Uttering a quick prayer for help, we turned around, went back to the man, and I found an excuse to start talking with him. The whole conversation took maybe ten minutes. By the end, the man proved so open that he agreed when my partner asked to pray for him. The ensuing prayer packed in so much of the gospel that I cringed, fearing we had turned the man off for good. But to my amazement, he hugged us both as we left and said, “You’re doing good work.”

And there it was: a fruitfulness in which all Christians could participate – single or married, retired, self-employed, or working in ministry.

At one point during the prayer conference, the host organization’s founder, John Smed, noted that public proclamation of the gospel played a significant role in the early church’s growth. That runs counter to the softer model of “relationship evangelism” I grew up with. And it certainly contradicts the more implicit, yet prevalent, assumption that the church grows through procreation and childhood exposure to Christian parents.

When Jesus sent his followers out to proclaim the coming kingdom, he told them, “The harvest is plentiful, but the laborers are few. Therefore pray earnestly to the Lord of the harvest to send out laborers into his harvest” (Luke 10:2). He didn’t say, “Those willing to parent are few.”
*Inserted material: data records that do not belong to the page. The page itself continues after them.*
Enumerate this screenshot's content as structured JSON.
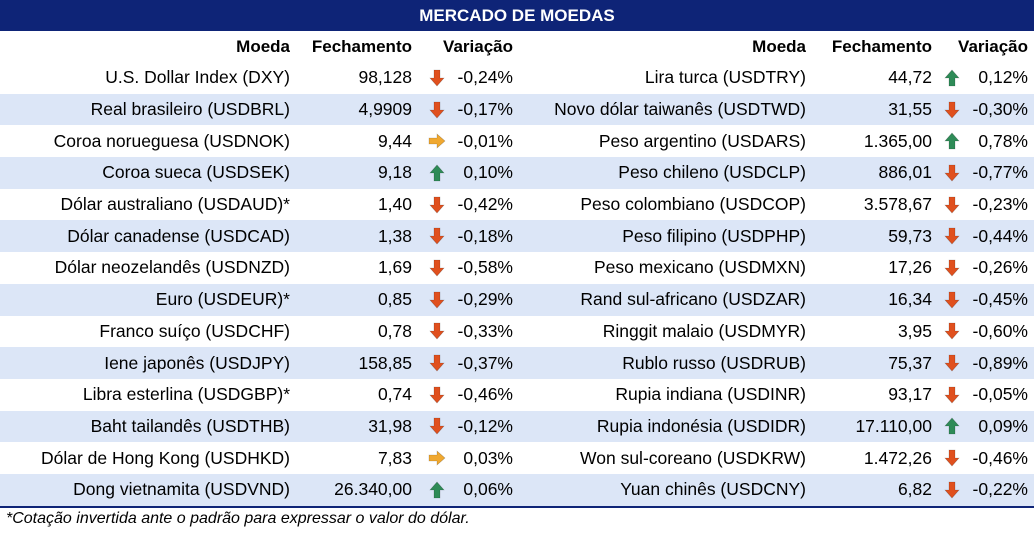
{
  "title": "MERCADO DE MOEDAS",
  "headers": {
    "currency": "Moeda",
    "close": "Fechamento",
    "change": "Variação"
  },
  "colors": {
    "header_bg": "#0e2477",
    "row_alt": "#dce6f7",
    "down": "#e0501e",
    "up": "#2e8b57",
    "flat": "#f0a830"
  },
  "left_rows": [
    {
      "name": "U.S. Dollar Index (DXY)",
      "close": "98,128",
      "dir": "down",
      "change": "-0,24%"
    },
    {
      "name": "Real brasileiro (USDBRL)",
      "close": "4,9909",
      "dir": "down",
      "change": "-0,17%"
    },
    {
      "name": "Coroa norueguesa (USDNOK)",
      "close": "9,44",
      "dir": "flat",
      "change": "-0,01%"
    },
    {
      "name": "Coroa sueca (USDSEK)",
      "close": "9,18",
      "dir": "up",
      "change": "0,10%"
    },
    {
      "name": "Dólar australiano (USDAUD)*",
      "close": "1,40",
      "dir": "down",
      "change": "-0,42%"
    },
    {
      "name": "Dólar canadense (USDCAD)",
      "close": "1,38",
      "dir": "down",
      "change": "-0,18%"
    },
    {
      "name": "Dólar neozelandês (USDNZD)",
      "close": "1,69",
      "dir": "down",
      "change": "-0,58%"
    },
    {
      "name": "Euro (USDEUR)*",
      "close": "0,85",
      "dir": "down",
      "change": "-0,29%"
    },
    {
      "name": "Franco suíço (USDCHF)",
      "close": "0,78",
      "dir": "down",
      "change": "-0,33%"
    },
    {
      "name": "Iene japonês (USDJPY)",
      "close": "158,85",
      "dir": "down",
      "change": "-0,37%"
    },
    {
      "name": "Libra esterlina (USDGBP)*",
      "close": "0,74",
      "dir": "down",
      "change": "-0,46%"
    },
    {
      "name": "Baht tailandês (USDTHB)",
      "close": "31,98",
      "dir": "down",
      "change": "-0,12%"
    },
    {
      "name": "Dólar de Hong Kong (USDHKD)",
      "close": "7,83",
      "dir": "flat",
      "change": "0,03%"
    },
    {
      "name": "Dong vietnamita (USDVND)",
      "close": "26.340,00",
      "dir": "up",
      "change": "0,06%"
    }
  ],
  "right_rows": [
    {
      "name": "Lira turca (USDTRY)",
      "close": "44,72",
      "dir": "up",
      "change": "0,12%"
    },
    {
      "name": "Novo dólar taiwanês (USDTWD)",
      "close": "31,55",
      "dir": "down",
      "change": "-0,30%"
    },
    {
      "name": "Peso argentino (USDARS)",
      "close": "1.365,00",
      "dir": "up",
      "change": "0,78%"
    },
    {
      "name": "Peso chileno (USDCLP)",
      "close": "886,01",
      "dir": "down",
      "change": "-0,77%"
    },
    {
      "name": "Peso colombiano (USDCOP)",
      "close": "3.578,67",
      "dir": "down",
      "change": "-0,23%"
    },
    {
      "name": "Peso filipino (USDPHP)",
      "close": "59,73",
      "dir": "down",
      "change": "-0,44%"
    },
    {
      "name": "Peso mexicano (USDMXN)",
      "close": "17,26",
      "dir": "down",
      "change": "-0,26%"
    },
    {
      "name": "Rand sul-africano (USDZAR)",
      "close": "16,34",
      "dir": "down",
      "change": "-0,45%"
    },
    {
      "name": "Ringgit malaio (USDMYR)",
      "close": "3,95",
      "dir": "down",
      "change": "-0,60%"
    },
    {
      "name": "Rublo russo (USDRUB)",
      "close": "75,37",
      "dir": "down",
      "change": "-0,89%"
    },
    {
      "name": "Rupia indiana (USDINR)",
      "close": "93,17",
      "dir": "down",
      "change": "-0,05%"
    },
    {
      "name": "Rupia indonésia (USDIDR)",
      "close": "17.110,00",
      "dir": "up",
      "change": "0,09%"
    },
    {
      "name": "Won sul-coreano (USDKRW)",
      "close": "1.472,26",
      "dir": "down",
      "change": "-0,46%"
    },
    {
      "name": "Yuan chinês (USDCNY)",
      "close": "6,82",
      "dir": "down",
      "change": "-0,22%"
    }
  ],
  "footnote": "*Cotação invertida ante o padrão para expressar o valor do dólar."
}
Likewise, just before he left his disciples, Jesus commanded them not “go, get married, and raise Christian children,” but, “go therefore and make disciples of all nations, baptizing them in the name of the Father and of the Son and of the Holy Spirit, teaching them to observe all that I have commanded you” (Matt. 28:19-20).

The day I finally sat down to interview Father Fred in Valencia, he radically expanded on a key Bible passage about marriage: “It’s not good for man to be alone” (Gen. 2:18). These words, Father Fred showed me, can also be read as a call to community, and particularly to shared housing. What would happen if more churches took that reading to heart?

When we become a family formed by the Spirit’s call rather than marriage, the church displays more of the love that Jesus said would identify us as his followers. Our mission becomes God’s kingdom, which offers meaning and purpose for all Christians. And when we seek first that kingdom, we open our hands to receive whatever life and community God wants to give us.